In all these events a standard is met: there are memories that have been apparently forgotten to reappear confused with the present time .

All these cases and anecdotes are examples in which there is a phenomenon that we call crypttomnesia or, what is the same, hidden memory. In short, the cryptomnesia in a psychological process by which memories are recovered as if they were original experiences lived for the first time and that apparently have been forged directly into the thinking of the person experiencing it. This recovered information is actually what corresponds to a memory that had been forgotten, although not entirely.


Far above, cryptomnesia can be understood as the opposite of what is experienced during a Déjà vu. If the latter experiences a new experience as if it were a forgotten memory until then, in cryptomnesia there is a real memory that goes unnoticed to conscious mental processes for a time until it manifests again as a new experience .

Not everything is simply plagiarized

What has been explained so far can give the false impression that cryptomnesia occurs in cases in which other people are plagiarized unintentionally, as if the memories that pass through this false oblivion have to refer to the ideas of others or to others. experiences linked to the outside world.

The certain thing is that between the forms in which the hidden memory is expressed can also occur autoplaggio . An idea or thought of its own is perfectly susceptible to passing under the mantle of cryptomnesia, although surely these cases will not be as bad seen as the previous ones.

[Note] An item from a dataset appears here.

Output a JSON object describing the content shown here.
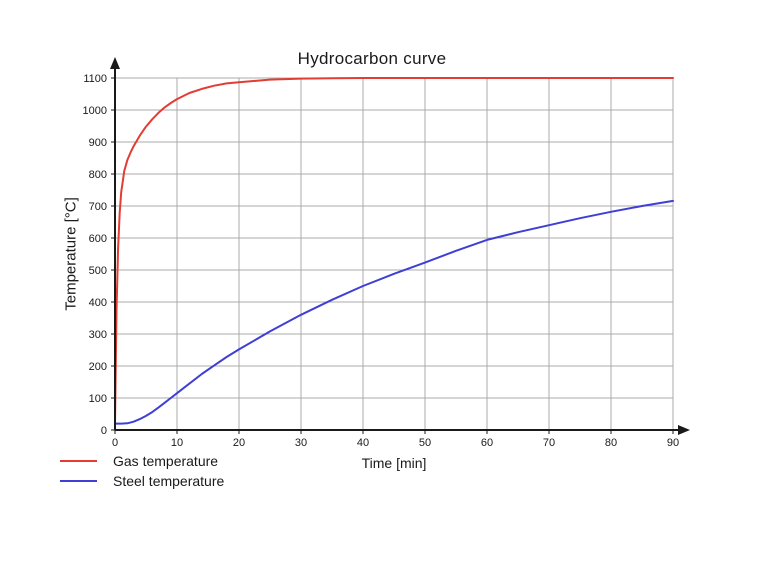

Cryptomnesia seen from the laboratory

Although hidden memory has its raw material in the great variety of experiences to which we are subjected in our day to day, it is also possible to study cryptomnesia in a much simpler and aseptic environment: the laboratory of experimentation. These investigations usually involve volunteer groups that issue possible answers to an issue that is raised.

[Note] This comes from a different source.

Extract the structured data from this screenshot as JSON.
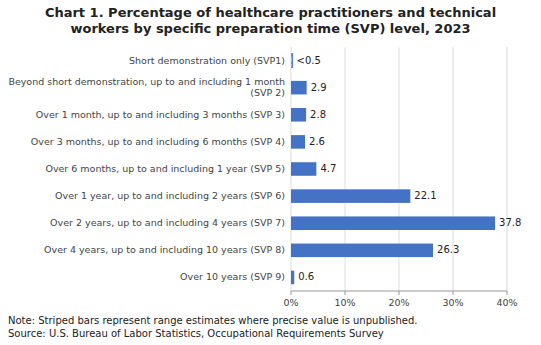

In a second phase, the volunteers have to remember if certain contributions are of their authorship or not. In this context it has been seen that cryptomnesia is relatively frequent, and it is not uncommon for many individuals to become convinced that the ideas that others have issued a few minutes ago are theirs. It has even been seen that the emotional state of people can influence the frequency with which these unconscious plagiarisms occur .

So, the next time you believe in power over the processes that govern your memory, remember that both memory and the illusion of consciously controlling it are borne by the unknown: your hidden psychological processes.

Bibliographic references:

  • Brédart, S., Lampinen, J. M. and Defeldre, A. C. (2003). Phenomenal characteristics of cryptomnesia. Memory, 11 (1), pp. 1 - 11.
  • Gingerich, A. C. and Dodson, C. S. (2012). Sad mood reduces inadvertent plagiarism: Effects of affective state on source monitoring in cryptomnesia. Motivation and Emotion, 37 (2), pp. 355-37.

10 Famous Cases of PLAGIARISM (March 2024).